“What is the role of a man who has strong spiritual convictions?” he says. “What rights does he have when he’s in secular company? Does he impose his faith? Those are tough questions. To have the balance to walk that straight and narrow path and not offend, it’s an imperfect science. You don’t want to impose your faith, but you don’t want to be ashamed of your faith, either. Jesus said, ‘If you’re ashamed of me, I’ll be ashamed of you.’ Just because you work for a state university, that doesn’t give you a free pass.”
The old coach is watching football on television. Sometimes he goes to games in person, like the evening before, when he went to cheer on the nearby high school team that his son coaches. Sometimes he catches the games from his living room recliner, like on this brilliant fall morning, when he’s picking through a chef’s salad and marveling as the Kansas State Wildcats roll up the score on the Texas Longhorns.
The old coach still carries on a running monologue when he watches football. He can’t help himself; he has to be careful at his son’s games to avoid yelling out loud, leading people to point up at him and say, Isn’t that … ? But now he points at another old coach on his screen, a snowy-haired wizard named Bill Snyder, who happens to be virtually the same age, and who happens to still be coaching college football.
“That’s amazing,” the old coach says, and I agree that, yes, it is, and then I ask him a question I’d already asked him the day before, but couldn’t help revisiting: I ask him whether he ever thinks of doing what Snyder did at Kansas State, whether, after retiring so suddenly and so prematurely, he ever feels a tug to return to the only profession he’d aspired to since the age of 7 (and reportedly aspired to again a few years back). I ask him, in so many words, if he ever wonders what his life might have been, or if he ever feels anything resembling regret for walking away from football coaching 20 years ago, in the prime of his career. And the coach replies exactly the same way he had the first time.
“Over-the-Hill Bill,” he says, jabbing a finger at his chest.
The old coach’s name is Bill McCartney, and he led the football team at the University of Colorado for 13 seasons, so I suppose it shouldn’t be surprising that he seems to have sharpened his aphorisms to near perfection. “I can do an interview,” he says. “After a game, when the media fills the room, that’s my strength.
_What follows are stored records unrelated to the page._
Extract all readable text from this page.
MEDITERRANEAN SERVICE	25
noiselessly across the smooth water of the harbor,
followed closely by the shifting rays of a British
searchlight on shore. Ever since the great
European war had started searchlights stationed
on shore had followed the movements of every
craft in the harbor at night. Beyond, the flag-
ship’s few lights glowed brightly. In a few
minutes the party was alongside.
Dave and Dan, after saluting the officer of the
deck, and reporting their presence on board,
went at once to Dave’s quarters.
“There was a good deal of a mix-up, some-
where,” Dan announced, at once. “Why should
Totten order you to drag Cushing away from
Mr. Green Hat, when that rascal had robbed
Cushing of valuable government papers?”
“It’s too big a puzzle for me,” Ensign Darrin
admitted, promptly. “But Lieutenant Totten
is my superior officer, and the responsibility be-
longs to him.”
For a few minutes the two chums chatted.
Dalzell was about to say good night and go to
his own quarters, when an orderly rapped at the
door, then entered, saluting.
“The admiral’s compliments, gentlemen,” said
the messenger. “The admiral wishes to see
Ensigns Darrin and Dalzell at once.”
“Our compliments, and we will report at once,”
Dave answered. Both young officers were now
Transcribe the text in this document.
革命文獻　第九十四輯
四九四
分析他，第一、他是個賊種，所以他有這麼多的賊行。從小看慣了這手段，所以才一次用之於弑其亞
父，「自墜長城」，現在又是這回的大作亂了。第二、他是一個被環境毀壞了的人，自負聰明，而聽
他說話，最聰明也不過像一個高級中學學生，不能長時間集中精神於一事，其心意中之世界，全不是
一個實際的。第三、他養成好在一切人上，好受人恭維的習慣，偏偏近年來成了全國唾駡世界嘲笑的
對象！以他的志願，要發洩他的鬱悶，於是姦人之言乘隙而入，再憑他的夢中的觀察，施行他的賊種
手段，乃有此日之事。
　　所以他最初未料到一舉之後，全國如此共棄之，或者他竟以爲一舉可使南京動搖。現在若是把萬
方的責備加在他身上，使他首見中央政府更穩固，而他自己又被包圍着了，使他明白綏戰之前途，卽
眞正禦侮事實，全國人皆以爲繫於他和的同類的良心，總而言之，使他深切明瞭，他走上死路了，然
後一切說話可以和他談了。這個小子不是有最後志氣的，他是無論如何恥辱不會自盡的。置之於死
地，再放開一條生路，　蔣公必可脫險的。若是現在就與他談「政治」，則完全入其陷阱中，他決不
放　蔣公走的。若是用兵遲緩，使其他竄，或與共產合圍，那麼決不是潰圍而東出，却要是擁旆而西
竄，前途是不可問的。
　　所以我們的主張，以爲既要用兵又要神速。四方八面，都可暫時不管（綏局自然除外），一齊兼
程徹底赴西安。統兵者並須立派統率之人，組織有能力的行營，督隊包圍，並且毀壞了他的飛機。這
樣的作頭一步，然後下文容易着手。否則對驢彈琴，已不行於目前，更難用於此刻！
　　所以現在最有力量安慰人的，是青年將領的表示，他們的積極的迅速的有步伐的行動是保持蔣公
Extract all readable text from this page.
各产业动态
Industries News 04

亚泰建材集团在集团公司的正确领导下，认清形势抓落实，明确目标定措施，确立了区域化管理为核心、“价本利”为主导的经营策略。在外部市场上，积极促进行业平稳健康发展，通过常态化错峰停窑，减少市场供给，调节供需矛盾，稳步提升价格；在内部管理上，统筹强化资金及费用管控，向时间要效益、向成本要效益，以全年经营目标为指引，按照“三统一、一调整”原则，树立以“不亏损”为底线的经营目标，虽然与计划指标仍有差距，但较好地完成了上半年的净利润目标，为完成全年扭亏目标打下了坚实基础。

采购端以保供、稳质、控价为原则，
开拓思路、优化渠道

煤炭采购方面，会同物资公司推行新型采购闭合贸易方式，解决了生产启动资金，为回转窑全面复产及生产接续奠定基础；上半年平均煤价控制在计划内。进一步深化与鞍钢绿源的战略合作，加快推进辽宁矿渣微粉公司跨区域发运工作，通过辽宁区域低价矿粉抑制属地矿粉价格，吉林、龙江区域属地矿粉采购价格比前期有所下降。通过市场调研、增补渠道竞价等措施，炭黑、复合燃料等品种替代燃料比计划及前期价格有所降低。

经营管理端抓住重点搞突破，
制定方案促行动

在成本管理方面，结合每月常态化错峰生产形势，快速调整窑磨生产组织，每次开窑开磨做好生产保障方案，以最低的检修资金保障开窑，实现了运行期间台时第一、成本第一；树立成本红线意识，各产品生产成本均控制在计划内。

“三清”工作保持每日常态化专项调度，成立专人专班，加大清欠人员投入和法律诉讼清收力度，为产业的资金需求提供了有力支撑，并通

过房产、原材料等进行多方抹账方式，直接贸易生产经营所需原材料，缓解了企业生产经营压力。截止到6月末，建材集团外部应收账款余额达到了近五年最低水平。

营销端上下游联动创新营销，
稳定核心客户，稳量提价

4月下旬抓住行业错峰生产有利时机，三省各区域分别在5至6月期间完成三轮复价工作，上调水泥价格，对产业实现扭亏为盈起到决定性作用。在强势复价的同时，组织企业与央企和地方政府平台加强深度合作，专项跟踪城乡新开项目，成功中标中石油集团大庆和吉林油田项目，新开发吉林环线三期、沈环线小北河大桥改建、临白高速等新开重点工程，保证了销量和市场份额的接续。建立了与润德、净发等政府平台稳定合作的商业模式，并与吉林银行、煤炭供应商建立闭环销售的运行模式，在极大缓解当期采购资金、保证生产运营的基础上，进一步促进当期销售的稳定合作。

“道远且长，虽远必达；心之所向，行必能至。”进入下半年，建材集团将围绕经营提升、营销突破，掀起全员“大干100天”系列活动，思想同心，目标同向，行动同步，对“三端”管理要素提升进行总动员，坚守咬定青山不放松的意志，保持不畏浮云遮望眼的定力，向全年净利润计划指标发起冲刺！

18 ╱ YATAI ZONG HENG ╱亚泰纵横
Going and talking to the Buff Club, I could do that. The Bible says we all have unique spiritual gifts, and my spiritual gift is Romans 12:8. My gift is exhortation.”
The pithy little mottoes, the metaphoric anecdotes, the inspirational speeches: They come naturally to him, the way they flow off the tongues of preachers and pitchmen. They’ve become an organic part of his conversation, and they’ve carried him through the difficult and occasionally awkward discussions that attend the life of any man in his mid-seventies, particularly one whose professional and personal life were subject to such public scrutiny. “Over-the-Hill Bill” is McCartney’s way of saying, Any regrets I have are irrelevant in the grand scheme of things. “Over-the-Hill Bill” is one way of acknowledging that his life has ultimately always been in the hands of a higher power.
He’s 74 years old now, and he lives on a quiet cul-de-sac in a Denver suburb called Westminster. He’s a widower who seems to enjoy playing as much golf as he can, and so perhaps “Over-the-Hill Bill” is not an inaccurate characterization. But all those autumns ago, when McCartney first began heeding the pangs that would draw him away from football, he was 54, the same age Oklahoma coach Bob Stoops is now. His Buffaloes had won at least eight games in each of the previous six seasons, and had claimed a share of the national championship in 1990. His 1994 team was in the midst of putting up an 11-win season (including the Miracle at Michigan and a Fiesta Bowl victory), and his running back, Rashaan Salaam, was on his way to rushing for more than 2,000 yards and winning the Heisman Trophy. McCartney had already turned down one high-profile job, at Southern Methodist, and he surely would have been a candidate for other weighty jobs if he’d stuck around.
But the revelation came down, and McCartney heeded it.
Maybe, on the surface, the story of a man whose religious convictions intertwined with his relationship to football doesn’t sound particularly unique. Those two things have often merged, and in the modern era they often merge uncomfortably; there have always been (and still are) dozens of coaches who clung so deeply to their faith that it became part of their public identity, and therefore became a political flashpoint. But in the midst of the evangelical revival of the 1980s, in the wake of the Clinton-era surge of the religious right, McCartney became the first coach to so forcefully blur the line between preaching and football, stepping away from the sport he loved to help foment a religious movement.